Das Kapitel 6 kann man wiederum überspringen: Hier wird behauptet, dass die Dritte Macht bereits in den fünfziger Jahren zu umfassenden Raumfahrtprogrammen fähig war und den Mars später als Basis verwendeten. Demnach sei das häufige Versagen / der Verlust der amerikanischen bzw. sowjetischen Sonden im Bereich dieses Planeten ein Abwehrwerk der Dritten Macht.
Fazit: Die verwendeten Ablichtungen von Dokumenten sowie das Bildmaterial ist szenetypisch als dürftig zu bezeichnen und besitzen meiner Meinung nach keine Aussagekraft. Der Autor vermag durchaus stichhaltig zu argumentieren (wenn er will und wenn es ihm nützlich erscheint) - verwechselt jedoch häufig Möglichkeiten mit Wahrscheinlichkeiten und Indizien mit Beweisen. Besonders seltsam mutet auch ein Gespräch in Bolivien an, dass Sternhoff zu Ende des Buches schildert: Hierbei soll ein ehemaliger deutscher Offizier auf die Frage in welcher Einheit er gedient habe wie folgt geantwortet haben: "Als Offizier in einer - wie man heute sagen würde - multinationalen Einheit der Waffen-SS". Das ist unglaubwürdig. Wieso nennt der Unbekannte nicht einfach den Namen der Einheit? Besonders bei Eliteneinheiten gibt es einen Korpsgeist der i.d.R. mit Stolz das eigene Regiment benennt (mit Ausnahme von Kommandokräften aus verständlichen Gründen). Als multinationale Einheit käme hier jedenfalls die Division Wiking in Betracht. Auch wirkt es unlogisch, dass diese Person - welche mit der Dritten Macht in Kontakt stehen soll - auf die Frage nach den bisherigen Erfolgen auf die "Wiedervereinigung Deutschlands" verweist.
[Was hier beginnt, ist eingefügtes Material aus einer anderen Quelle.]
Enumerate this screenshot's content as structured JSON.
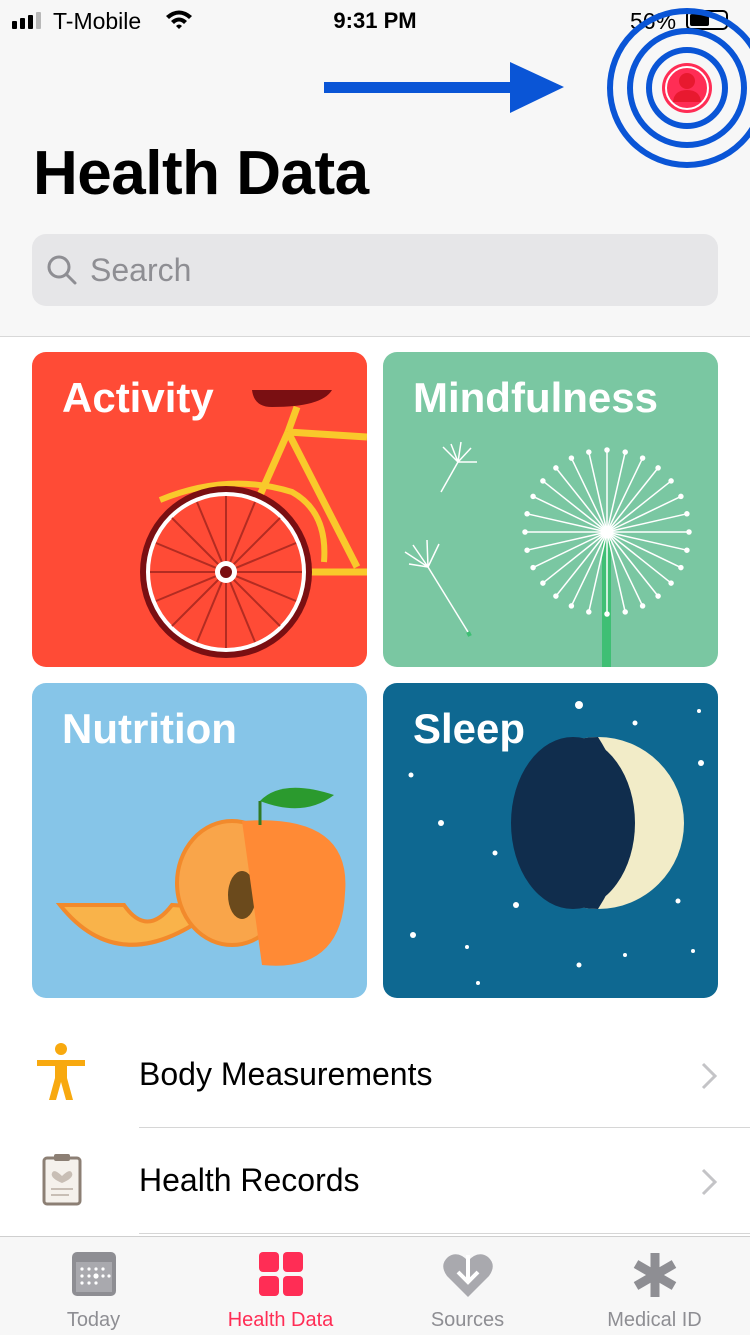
{
  "status_bar": {
    "carrier": "T-Mobile",
    "time": "9:31 PM",
    "battery_percent": "56%",
    "battery_level": 0.56
  },
  "header": {
    "title": "Health Data",
    "profile_icon": "profile-icon",
    "annotation_arrow_color": "#0a55d6"
  },
  "search": {
    "placeholder": "Search"
  },
  "categories": [
    {
      "label": "Activity",
      "color": "#ff4b36"
    },
    {
      "label": "Mindfulness",
      "color": "#7ac7a2"
    },
    {
      "label": "Nutrition",
      "color": "#86c5e8"
    },
    {
      "label": "Sleep",
      "color": "#0e6891"
    }
  ],
  "list": [
    {
      "label": "Body Measurements",
      "icon": "body-figure-icon"
    },
    {
      "label": "Health Records",
      "icon": "clipboard-icon"
    }
  ],
  "tab_bar": {
    "tabs": [
      {
        "label": "Today",
        "icon": "calendar-icon",
        "active": false
      },
      {
        "label": "Health Data",
        "icon": "grid-icon",
        "active": true
      },
      {
        "label": "Sources",
        "icon": "heart-download-icon",
        "active": false
      },
      {
        "label": "Medical ID",
        "icon": "asterisk-icon",
        "active": false
      }
    ],
    "active_color": "#ff2d55"
  }
}
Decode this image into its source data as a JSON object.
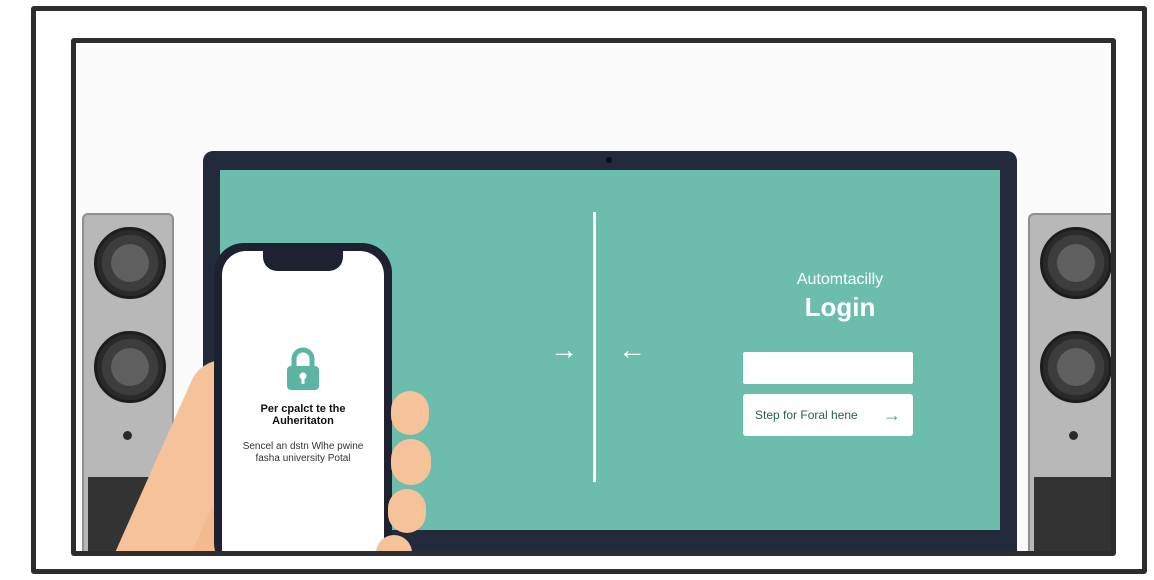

Kein Nationalsozialist - egal ob alt oder neo würde jemals die Teilwiedervereinigung West- und Mitteldeutschlands ohne die abgetrennten Ostgebiete als "Wiedervereinigung" bezeichnen (nebenbei bemerkt war dies auch die offizielle Position der großen Volkspartien nach dem Krieg). Es kommt mir so vor, als ob dieses Gespräch fingiert wurde. Beim besten Willen hatte ich beim Lesen immer dann wenn Begegnungen und Aussagen zitiert wurden ein etwas mulmiges Gefühl. In der Summe der Eindrücke kann ich das Buch als Ganzes daher nicht empfehlen - wenngleich einige Kapitel wirklich gut gelungen sind.
Bezeichnend für das recht selbstsame, indifferente Geschichtsverständnis des Autors (vorausschicken möchte ich hier, dass ich keinesfalls zu jenen gehören die Geschichte in "Links-Rechts" oder "Gut-Böse" Schubladen sperren) - ist sein Abschlusssatz: "Abschließend noch die Frage: Ergibt es einen Sinn, gegen diese Entwicklung aufzubegehren? Ich glaube nicht. Das Schicksal nimmt seinen Lauf. Mit anderen Worten: Die Zukunft hat längst begonnen!" Das muss man sich einmal auf der Zunge zergehen lassen: Nationalsozialistische konspirative Kreise ausgerüstet mit Ufo-Technologie und Möglichkeiten zur Genmanipulation am Menschen wollen die Weltherrschaft an sich reißen und dieser lapidare Kommentar ist alles an "kritischer Haltung" was Sternhoff aufzubringen vermag? Allein dadurch - und ich bin wie gesagt wahrlich kein Sklave eines geistestötenden Political Correctness - hat sich der Autor selbst diskreditiert.